Nevertheless, to come back to our subject, Allegrini, they are introducing two new labels in India, including Palazo della Torres, from the clay site by the same name that the family owns outside Valpolicella (the “valley of cellars” in Veneto) where it has been based since at least the 17th century. The wine, uniquely suited to the Indian palate, as well as to the flavourful food of most of the country, is a red and made at least partly in the Amarone style. Here, local varietals like Corvina, Rondinella and Sangiovese come together and the wine is structured using, in part, the ripasso method. One third of the grapes are picked and left to dry until December, when the wine produced from these is blended into the rest. The result is a more structured wine, sweeter than what you’d expect and suited to the cuisines of India, are so different from simpler, cleaner European flavours where just one ingredient is usually highlighted.

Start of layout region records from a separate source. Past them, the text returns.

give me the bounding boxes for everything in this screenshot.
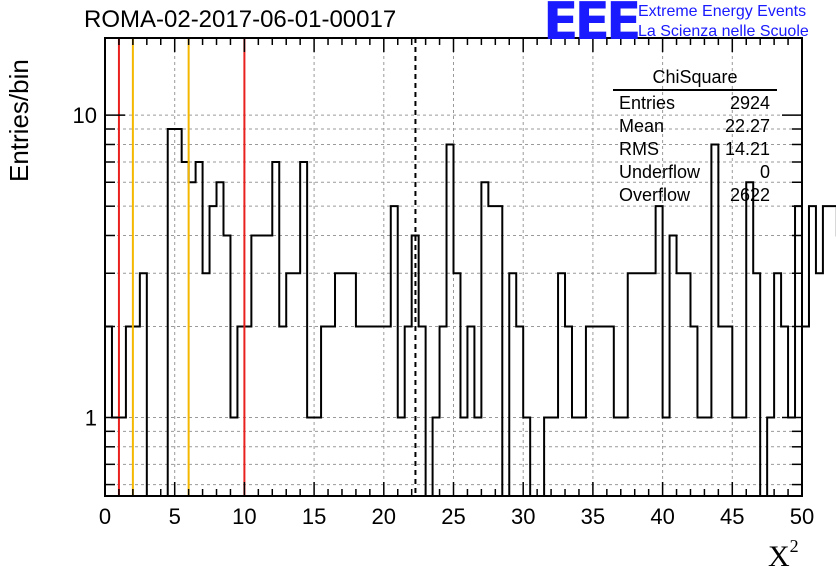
stats-value: 0 [759,162,770,182]
x-tick-label: 10 [232,504,256,529]
stats-key: RMS [619,139,659,159]
stats-value: 2622 [729,185,770,205]
stats-value: 2924 [729,93,770,113]
stats-value: 14.21 [724,139,770,159]
stats-title: ChiSquare [613,67,777,91]
stats-key: Overflow [619,185,691,205]
stats-row-underflow: Underflow 0 [613,161,777,184]
y-tick-label: 1 [85,406,97,431]
logo-line-2: La Scienza nelle Scuole [638,23,809,40]
stats-key: Entries [619,93,676,113]
x-tick-label: 20 [372,504,396,529]
chart-title: ROMA-02-2017-06-01-00017 [84,6,397,33]
x-tick-label: 0 [99,504,111,529]
stats-row-mean: Mean 22.27 [613,115,777,138]
x-tick-label: 30 [511,504,535,529]
stats-key: Underflow [619,162,701,182]
x-tick-label: 15 [302,504,326,529]
stats-row-rms: RMS 14.21 [613,138,777,161]
x-tick-label: 5 [169,504,181,529]
eee-logo-mark: EEE [543,0,642,52]
x-tick-label: 35 [581,504,605,529]
x-tick-label: 45 [720,504,744,529]
y-axis-label: Entries/bin [4,59,34,182]
stats-box: ChiSquare Entries 2924 Mean 22.27 RMS 14… [613,67,777,207]
stats-value: 22.27 [724,116,770,136]
x-tick-label: 50 [790,504,814,529]
x-tick-label: 25 [441,504,465,529]
stats-row-overflow: Overflow 2622 [613,184,777,207]
x-axis-label: X2 [768,536,799,573]
y-tick-label: 10 [73,103,97,128]
logo-line-1: Extreme Energy Events [638,3,807,20]
x-tick-label: 40 [650,504,674,529]
stats-key: Mean [619,116,665,136]
histogram-line [105,128,836,497]
stats-row-entries: Entries 2924 [613,92,777,115]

The marketing director that he is has an interesting trick up his sleeve to make us take further interest in this wine: in its label to be more precise. The company has introduced some hi-tech labels that can be “read” only by an “echo player”. This is a torch-like device which throws out a laser beam on to the (naturally authentic) label. A special ink with which the label has been encoded works its way mysteriously to allow us to listen to recordings (in different languages) explaining the wine and the history of the family-owned house. A gimmick? Perhaps. But it’s cool. The company’s reasoning is that they will provide this technology to retail shops keeping sufficient quantities of their bottles so that customers can first-hand understand what the wine is all about.

At Travertino, with our charming, very proper maitre-d in place, a CD player is hardly needed to explain the wine to us. Yet, who knows what will catch the fancy of the market place?

The reason for sitting through the long lunch (and talk) – we were just two jurnos present, with motives to show up including either a free afternoon or sufficient enthusiasm for Italian wines, you be the judge – was because I am a devoted fan of the Amarone. So, of course, I can hardly end this post without a lecture on that.

A style of making wine that can be traced back to the Romans when they invaded Italy, this is a big wine from Valpolicella, the foothills of the Alps in Italy’s north. And it is big equally for its powerful aromas, sweetness (though no sugar is added) and structure as for its higher alcohol content.

According to Vallecchi, the wines of northern Italy could not really have appealed to the Romans, whose cuisine was very spicy and flavourful and thus would have overpowered most of the mild, crisp whites that we associate with the northern climes. Because rainfall in the region is a little earlier than elsewhere and before the grapes have had time to mature by then, they were apparently picked a little early and then allowed to dry—not quite to raisins, but enough to concentrate all the sugar and flavours—indoors before being made into wine. The resulting bouquets were no doubt satisfactory to the Romans.

However, it was apparently only in mid-20th century that a blend from local Corvina, Rondinella and Sangiovese was processed in this fashion, giving us the Amarone. The wine has performed well over the years and made a reputation not just for the Aligrinis but others as well.

The Masi Amarone has been rated very highly, for instance. And earlier this year, when I was in Verona, Veneto’s capital, I had a chance to meet Serego Aligheri whose vineyards go into the Masi wines. Apparently a direct descendant of the poet Dante, Aligheri still lives in a Valpolicella villa, whose earliest parts go back to the time of the Divine Poet’s son, who first bought a piece of land here and married into a local, aristocratic family. “If you read his poetry, you realize that some descriptions of hell and (earth?) are indeed from the region,” says Vallecchi. But that would be another travel story.